El ser humano no puede solucionar el problema del pecado. El hombre puede ahora volar, pero usa esa inusitada capacidad para estrellarse y acabar con la vida de otros seres humanos Nuestra historia como humanidad es un brillante testimonio acerca de nuestros progresos técnicos, pero también un siniestro catálogo de nuestros fracasos morales. Solo Dios en Cristo puede librarnos del poder de nuestros pecados y sus temibles consecuencias, entre ellas la guerra (Epístola a los Romanos 8:2-3).
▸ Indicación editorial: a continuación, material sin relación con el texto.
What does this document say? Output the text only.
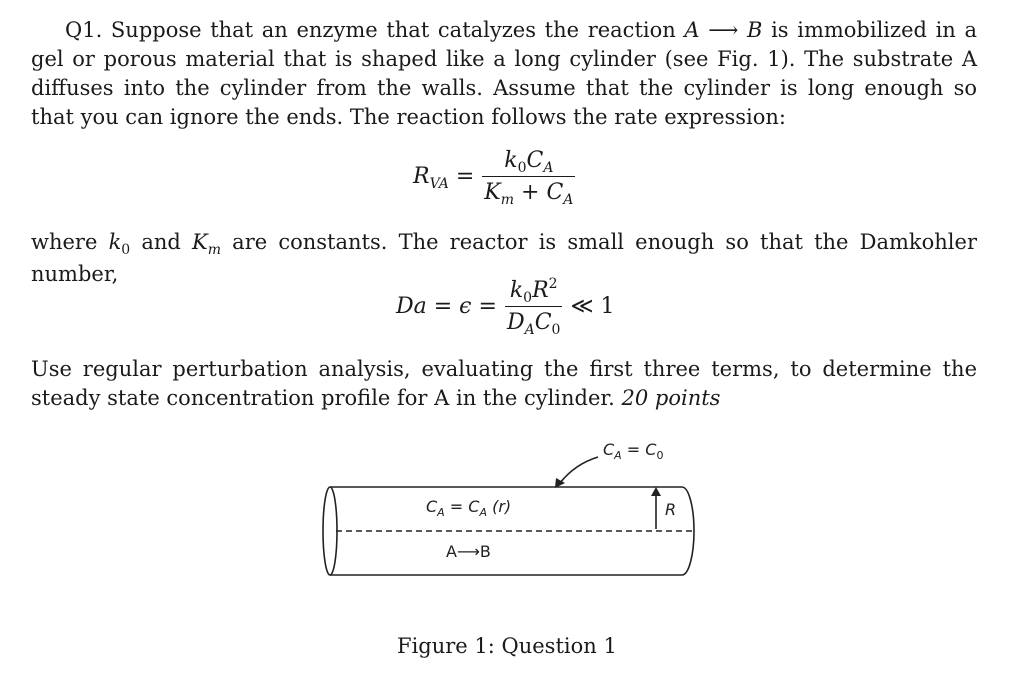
Q1. Suppose that an enzyme that catalyzes the reaction A ⟶ B is immobilized in a gel or porous material that is shaped like a long cylinder (see Fig. 1). The substrate A diffuses into the cylinder from the walls. Assume that the cylinder is long enough so that you can ignore the ends. The reaction follows the rate expression:
$R_{VA} = \frac{k_0C_A}{K_m + C_A}$
where $k_0$ and $K_m$ are constants. The reactor is small enough so that the Damkohler number,
$Da = \epsilon = \frac{k_0R^2}{D_AC_0}$ ≪ 1
Use regular perturbation analysis, evaluating the first three terms, to determine the steady state concentration profile for A in the cylinder. 20 points
$C_A = C_0$
$C_A = C_A$ (r)
A⟶B
R
Figure 1: Question 1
Y si Dios así lo hace, esto necesariamente se verá también en nuestra actitud ante los demás. Los que están perdonados por Dios podrán perdonar a su prójimo (Evangelio de Mateo 6:12, 18:23-35). Los que están reconciliados con Dios por medio del sacrificio de su Hijo pueden reconciliarse con su prójimo. Cuando hacemos las paces con Dios por medio de su Hijo Jesucristo, entonces estamos en condiciones de poder hacer las paces con los otros seres humanos: “Bienaventurados los pacificadores porque ellos serán llamados hijos de Dios” (Evangelio de Mateo 5:9). Ésta es la alternativa cristiana para los males de este mundo, atacarlos en su raíz misma. Es la más realista y certera. Celebrar la Navidad es reconocer que solo la venida de Cristo a este mundo puede librarnos del pecado y sus atroces consecuencias.
Artículo escrito por José Moreno Berrocal y publicado originalmente en el periódico “Canfali” el viernes 21 de diciembre de 2001.